Letter: Propaganda tool

To the editor:

I sincerely hope that Chancellor Gray-Little and the other members of her Kansas University administration who have consistently denied the true nature of KU’s Confucius Institute have read the statement issued recently by the American Association of University Professors calling upon American universities to either shut down their Confucius Institutes or drastically revise the contracts they have signed with the Chinese government to operate them. The AAUP noted that “Confucius Institutes function as an arm of the Chinese state” and that most partnership agreements signed by American universities with the Chinese government “feature nondisclosure clauses and unacceptable concessions to the political aims and practices of the government of China.”

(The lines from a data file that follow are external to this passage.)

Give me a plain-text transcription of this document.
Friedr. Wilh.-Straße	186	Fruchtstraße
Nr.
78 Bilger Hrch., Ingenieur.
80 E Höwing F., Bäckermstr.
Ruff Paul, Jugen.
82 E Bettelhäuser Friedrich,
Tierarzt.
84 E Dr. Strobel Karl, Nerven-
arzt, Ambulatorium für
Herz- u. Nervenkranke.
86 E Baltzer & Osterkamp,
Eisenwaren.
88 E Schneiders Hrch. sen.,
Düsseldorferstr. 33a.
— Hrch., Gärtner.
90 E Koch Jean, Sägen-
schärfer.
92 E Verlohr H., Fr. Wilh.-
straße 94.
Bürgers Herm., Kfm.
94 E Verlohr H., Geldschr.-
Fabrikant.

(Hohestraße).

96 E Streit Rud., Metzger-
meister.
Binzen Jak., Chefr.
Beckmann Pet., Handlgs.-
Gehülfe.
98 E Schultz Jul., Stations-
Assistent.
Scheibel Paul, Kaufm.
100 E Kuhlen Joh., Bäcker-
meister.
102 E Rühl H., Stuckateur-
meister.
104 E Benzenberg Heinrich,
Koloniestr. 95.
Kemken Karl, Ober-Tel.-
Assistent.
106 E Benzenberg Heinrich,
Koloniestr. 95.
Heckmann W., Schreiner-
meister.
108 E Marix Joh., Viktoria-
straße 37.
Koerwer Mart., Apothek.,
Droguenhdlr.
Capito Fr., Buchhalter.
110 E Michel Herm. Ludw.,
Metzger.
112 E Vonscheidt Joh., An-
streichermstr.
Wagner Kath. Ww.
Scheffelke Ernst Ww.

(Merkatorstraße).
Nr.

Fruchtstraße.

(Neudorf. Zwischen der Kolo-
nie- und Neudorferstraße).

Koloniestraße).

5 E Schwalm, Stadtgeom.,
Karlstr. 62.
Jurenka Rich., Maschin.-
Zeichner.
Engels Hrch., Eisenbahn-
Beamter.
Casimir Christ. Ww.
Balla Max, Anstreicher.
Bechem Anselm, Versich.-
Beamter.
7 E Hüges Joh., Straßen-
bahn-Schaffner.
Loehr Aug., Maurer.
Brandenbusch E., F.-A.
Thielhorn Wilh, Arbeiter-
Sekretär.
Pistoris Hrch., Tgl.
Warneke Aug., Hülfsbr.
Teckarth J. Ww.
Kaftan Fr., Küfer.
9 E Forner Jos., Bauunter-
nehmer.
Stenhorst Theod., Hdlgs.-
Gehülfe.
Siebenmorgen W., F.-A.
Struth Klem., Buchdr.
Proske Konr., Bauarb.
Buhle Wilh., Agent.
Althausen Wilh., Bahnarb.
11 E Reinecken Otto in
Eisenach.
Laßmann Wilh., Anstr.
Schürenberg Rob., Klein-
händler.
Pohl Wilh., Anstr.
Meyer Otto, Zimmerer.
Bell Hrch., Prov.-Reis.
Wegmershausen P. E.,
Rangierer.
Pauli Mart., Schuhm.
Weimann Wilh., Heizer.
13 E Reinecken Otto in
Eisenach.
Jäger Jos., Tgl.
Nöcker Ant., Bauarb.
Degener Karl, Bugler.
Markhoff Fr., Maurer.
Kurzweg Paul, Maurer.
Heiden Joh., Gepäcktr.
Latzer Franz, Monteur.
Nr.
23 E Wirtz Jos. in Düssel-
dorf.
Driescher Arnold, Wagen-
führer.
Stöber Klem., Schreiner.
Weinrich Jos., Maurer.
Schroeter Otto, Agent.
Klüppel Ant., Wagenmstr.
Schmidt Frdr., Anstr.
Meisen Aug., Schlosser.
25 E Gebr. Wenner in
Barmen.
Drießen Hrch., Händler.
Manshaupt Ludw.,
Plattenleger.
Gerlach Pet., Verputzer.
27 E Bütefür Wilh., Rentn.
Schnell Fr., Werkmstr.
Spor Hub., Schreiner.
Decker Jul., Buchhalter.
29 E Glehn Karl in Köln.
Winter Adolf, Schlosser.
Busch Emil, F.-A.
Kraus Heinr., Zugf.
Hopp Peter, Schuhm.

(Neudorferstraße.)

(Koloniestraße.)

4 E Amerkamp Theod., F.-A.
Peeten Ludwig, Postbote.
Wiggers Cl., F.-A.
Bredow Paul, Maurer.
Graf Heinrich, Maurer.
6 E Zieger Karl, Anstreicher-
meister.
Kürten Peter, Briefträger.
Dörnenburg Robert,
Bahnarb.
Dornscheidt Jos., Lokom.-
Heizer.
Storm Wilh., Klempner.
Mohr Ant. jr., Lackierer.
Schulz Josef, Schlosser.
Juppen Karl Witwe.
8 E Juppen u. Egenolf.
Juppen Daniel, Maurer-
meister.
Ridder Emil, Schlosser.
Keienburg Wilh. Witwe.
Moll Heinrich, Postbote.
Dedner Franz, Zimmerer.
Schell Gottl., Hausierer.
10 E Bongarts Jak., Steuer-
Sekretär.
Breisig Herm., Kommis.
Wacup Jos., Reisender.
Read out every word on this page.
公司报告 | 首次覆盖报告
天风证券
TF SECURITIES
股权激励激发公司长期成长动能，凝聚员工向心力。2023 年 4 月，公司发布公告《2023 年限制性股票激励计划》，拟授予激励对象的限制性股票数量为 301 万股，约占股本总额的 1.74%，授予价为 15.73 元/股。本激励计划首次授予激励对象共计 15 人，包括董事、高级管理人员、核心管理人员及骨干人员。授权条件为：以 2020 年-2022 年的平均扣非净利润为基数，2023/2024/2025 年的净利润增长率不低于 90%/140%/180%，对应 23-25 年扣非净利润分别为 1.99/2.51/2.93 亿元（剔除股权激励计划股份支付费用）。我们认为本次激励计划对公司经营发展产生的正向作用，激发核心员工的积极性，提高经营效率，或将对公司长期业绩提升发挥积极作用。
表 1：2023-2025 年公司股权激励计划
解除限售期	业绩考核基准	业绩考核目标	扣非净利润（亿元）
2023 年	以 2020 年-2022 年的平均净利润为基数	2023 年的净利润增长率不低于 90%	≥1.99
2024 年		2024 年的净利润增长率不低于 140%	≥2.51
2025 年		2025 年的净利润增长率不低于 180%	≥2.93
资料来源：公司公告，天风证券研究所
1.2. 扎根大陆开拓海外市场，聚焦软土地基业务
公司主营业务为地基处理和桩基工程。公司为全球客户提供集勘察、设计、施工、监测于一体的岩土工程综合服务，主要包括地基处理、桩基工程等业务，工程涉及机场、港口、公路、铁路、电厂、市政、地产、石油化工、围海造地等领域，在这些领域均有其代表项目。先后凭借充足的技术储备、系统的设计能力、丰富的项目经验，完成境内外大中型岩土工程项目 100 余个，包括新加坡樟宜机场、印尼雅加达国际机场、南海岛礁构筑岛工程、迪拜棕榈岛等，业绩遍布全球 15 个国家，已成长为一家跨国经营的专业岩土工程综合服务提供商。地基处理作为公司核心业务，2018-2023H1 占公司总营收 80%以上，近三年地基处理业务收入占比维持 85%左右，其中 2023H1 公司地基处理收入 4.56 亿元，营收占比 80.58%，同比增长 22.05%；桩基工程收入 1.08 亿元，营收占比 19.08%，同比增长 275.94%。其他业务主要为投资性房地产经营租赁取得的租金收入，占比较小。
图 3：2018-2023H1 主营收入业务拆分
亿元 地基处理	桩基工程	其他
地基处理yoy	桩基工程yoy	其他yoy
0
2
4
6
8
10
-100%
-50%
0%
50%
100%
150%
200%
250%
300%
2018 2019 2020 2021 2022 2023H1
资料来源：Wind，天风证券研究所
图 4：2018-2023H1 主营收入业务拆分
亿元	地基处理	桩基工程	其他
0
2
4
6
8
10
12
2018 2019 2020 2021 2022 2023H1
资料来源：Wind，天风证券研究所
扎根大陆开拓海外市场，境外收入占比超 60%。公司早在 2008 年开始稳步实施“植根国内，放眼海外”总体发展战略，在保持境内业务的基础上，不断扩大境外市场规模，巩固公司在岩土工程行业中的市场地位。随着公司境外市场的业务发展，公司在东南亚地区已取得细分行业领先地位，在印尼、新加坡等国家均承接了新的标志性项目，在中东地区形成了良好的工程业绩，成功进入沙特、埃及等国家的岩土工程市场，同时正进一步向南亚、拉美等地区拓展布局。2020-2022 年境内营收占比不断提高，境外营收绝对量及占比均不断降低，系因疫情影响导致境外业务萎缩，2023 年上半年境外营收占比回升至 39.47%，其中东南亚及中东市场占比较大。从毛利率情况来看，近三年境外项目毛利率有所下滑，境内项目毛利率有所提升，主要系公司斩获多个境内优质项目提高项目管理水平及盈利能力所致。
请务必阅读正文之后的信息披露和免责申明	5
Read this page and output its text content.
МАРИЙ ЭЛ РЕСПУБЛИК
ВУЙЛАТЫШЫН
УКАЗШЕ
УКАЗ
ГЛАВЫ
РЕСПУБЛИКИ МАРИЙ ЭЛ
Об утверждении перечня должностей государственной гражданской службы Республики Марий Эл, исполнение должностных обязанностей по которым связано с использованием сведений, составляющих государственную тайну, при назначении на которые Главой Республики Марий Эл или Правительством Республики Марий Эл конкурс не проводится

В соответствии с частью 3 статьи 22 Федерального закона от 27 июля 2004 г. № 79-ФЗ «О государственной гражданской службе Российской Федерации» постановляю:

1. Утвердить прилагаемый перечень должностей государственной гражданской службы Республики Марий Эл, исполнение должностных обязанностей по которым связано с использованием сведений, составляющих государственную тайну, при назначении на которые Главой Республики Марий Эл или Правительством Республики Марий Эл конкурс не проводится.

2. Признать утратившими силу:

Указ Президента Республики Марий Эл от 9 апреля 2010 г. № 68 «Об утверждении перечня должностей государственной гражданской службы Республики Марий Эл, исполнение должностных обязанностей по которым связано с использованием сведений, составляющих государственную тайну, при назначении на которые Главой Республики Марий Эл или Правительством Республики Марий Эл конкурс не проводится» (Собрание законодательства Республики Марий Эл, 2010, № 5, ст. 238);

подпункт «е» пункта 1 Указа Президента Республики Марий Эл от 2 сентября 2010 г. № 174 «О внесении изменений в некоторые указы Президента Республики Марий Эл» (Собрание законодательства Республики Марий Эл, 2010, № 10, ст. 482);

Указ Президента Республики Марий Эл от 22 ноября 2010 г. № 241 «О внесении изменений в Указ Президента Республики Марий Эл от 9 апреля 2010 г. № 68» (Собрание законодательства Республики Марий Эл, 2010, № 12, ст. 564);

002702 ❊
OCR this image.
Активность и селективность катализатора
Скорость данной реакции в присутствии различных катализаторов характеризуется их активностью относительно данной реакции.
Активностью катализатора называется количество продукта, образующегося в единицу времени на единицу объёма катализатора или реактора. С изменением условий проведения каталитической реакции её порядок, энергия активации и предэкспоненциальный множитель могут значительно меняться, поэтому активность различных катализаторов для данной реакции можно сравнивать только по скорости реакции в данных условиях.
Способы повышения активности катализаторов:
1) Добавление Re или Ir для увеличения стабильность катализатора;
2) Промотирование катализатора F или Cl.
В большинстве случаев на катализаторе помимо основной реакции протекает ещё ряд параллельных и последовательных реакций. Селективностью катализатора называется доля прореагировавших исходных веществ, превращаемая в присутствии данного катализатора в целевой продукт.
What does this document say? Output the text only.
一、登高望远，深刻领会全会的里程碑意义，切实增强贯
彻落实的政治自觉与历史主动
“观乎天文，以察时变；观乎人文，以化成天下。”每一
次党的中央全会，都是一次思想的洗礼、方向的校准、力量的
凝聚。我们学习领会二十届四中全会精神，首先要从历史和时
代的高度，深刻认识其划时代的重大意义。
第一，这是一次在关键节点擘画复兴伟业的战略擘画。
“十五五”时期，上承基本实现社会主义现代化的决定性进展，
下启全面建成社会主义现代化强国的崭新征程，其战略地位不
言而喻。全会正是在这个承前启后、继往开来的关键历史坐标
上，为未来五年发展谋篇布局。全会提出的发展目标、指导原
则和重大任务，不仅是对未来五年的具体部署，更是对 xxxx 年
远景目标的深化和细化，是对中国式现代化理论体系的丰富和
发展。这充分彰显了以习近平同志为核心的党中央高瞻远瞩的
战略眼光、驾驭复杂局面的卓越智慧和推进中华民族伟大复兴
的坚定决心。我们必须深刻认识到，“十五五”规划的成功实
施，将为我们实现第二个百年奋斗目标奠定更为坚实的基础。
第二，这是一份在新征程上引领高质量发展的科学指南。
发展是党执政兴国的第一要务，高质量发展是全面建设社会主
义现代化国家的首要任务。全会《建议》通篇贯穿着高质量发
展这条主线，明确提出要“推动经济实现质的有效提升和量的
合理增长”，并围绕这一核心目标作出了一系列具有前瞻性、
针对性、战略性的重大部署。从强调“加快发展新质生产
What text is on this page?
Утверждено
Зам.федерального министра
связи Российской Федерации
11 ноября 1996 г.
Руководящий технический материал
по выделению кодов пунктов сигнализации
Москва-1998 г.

A New York Times article described the AAUP statement as basically an echo of sentiments expressed by a distinguished professor emeritus of anthropology at the University of Chicago: “Prominent Confucius Institute hosts should take the lead in reversing course, stressing that the issues involved are larger than their own particular interests. By hosting a Confucius Institute, they have become engaged in the political and propaganda efforts of a foreign government in a way that contradicts the values of free inquiry and human welfare to which they are otherwise committed.”

KU is a prominent Confucius Institute host. Its Confucius Institute was one of the first established and a photograph taken at the dedication ceremony introduced the New York Times article referred to above. So, Chancellor Gray-Little, are you ready to reverse course? Or do you want to have KU continue to serve the political and propaganda efforts of the Chinese state?